We start the process of generating a trace by defining the number of the trips in the trace and the seconds between points by sampling from their distributions. The first trip’s starting time and location are also sampled from the appropriate distributions and the trip is simulated.

The trip generator

Figure 1. The trip generator.

The process used to generate a single trip is illustrated in Figure 1. Given a node on the map as the origin of the trip we sample from the trips destinations and the air line distance distributions to choose a destination for the trip. The trip simulator then uses the map to compute the fastest route between the two nodes and creates points along it with a fixed frequency, defined by the parameter seconds between points. The trip simulator is also responsible for simulating noise in the coordinates. The output is a list of points, similar to Figure 2.

A small segment of one generated trace

Figure 2. A small segment of one generated trace.

The points are then appended to the end of the trace, which aggregates the points for all its trips. The process is then repeated for the remaining trips, however both the start node and time are defined by the end of the previous trip. When all trips have been generated the trace is represented as RDF (Turtle) and the next trace can be generated.

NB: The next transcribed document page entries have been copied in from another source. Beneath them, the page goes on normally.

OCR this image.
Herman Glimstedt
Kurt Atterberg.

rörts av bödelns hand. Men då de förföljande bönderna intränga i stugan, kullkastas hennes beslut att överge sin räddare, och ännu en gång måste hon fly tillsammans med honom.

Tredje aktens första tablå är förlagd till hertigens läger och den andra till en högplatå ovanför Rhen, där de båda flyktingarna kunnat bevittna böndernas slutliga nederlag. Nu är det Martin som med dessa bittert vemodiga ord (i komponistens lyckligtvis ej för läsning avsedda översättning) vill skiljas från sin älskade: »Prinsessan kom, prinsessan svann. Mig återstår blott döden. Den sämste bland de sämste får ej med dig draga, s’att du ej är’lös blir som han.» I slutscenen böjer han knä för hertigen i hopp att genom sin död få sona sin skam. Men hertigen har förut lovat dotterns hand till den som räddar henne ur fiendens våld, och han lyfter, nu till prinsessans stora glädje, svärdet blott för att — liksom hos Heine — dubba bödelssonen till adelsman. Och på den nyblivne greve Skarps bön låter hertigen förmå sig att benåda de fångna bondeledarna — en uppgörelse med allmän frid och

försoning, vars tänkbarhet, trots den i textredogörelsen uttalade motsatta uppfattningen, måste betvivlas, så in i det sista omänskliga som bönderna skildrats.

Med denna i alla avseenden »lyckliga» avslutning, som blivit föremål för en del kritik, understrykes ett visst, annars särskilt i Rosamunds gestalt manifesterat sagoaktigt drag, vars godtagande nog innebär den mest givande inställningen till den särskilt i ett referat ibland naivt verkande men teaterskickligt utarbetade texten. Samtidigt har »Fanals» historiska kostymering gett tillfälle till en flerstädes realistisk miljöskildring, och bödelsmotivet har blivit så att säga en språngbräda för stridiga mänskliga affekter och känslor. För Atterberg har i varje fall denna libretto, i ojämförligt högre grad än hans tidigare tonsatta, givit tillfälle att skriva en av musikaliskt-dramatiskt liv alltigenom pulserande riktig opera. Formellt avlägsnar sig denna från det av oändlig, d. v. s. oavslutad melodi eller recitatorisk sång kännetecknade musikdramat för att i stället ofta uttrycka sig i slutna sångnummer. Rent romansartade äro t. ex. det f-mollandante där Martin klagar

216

Comparison of real (left) and synthetic (right) data for the region of Berlin, Germany

Figure 3. Comparison of real (left) and synthetic (right) data for the region of Berlin, Germany.

As we can see in Figure 3, mimicking traffic with this statistical approach provides results with quite similar densities. Further analysis and explanations on the generator and its results can be found in [1].


[1] Bösche K., Sellam T., Pirk H., Beier R., Mieth P., Manegold S. (2013) Scalable Generation of Synthetic GPS Traces with Real-Life Data Characteristics. In: Nambiar R., Poess M. (eds) Selected Topics in Performance Evaluation and Benchmarking. TPCTC 2012. Lecture Notes in Computer Science, vol 7755. Springer, Berlin, Heidelberg.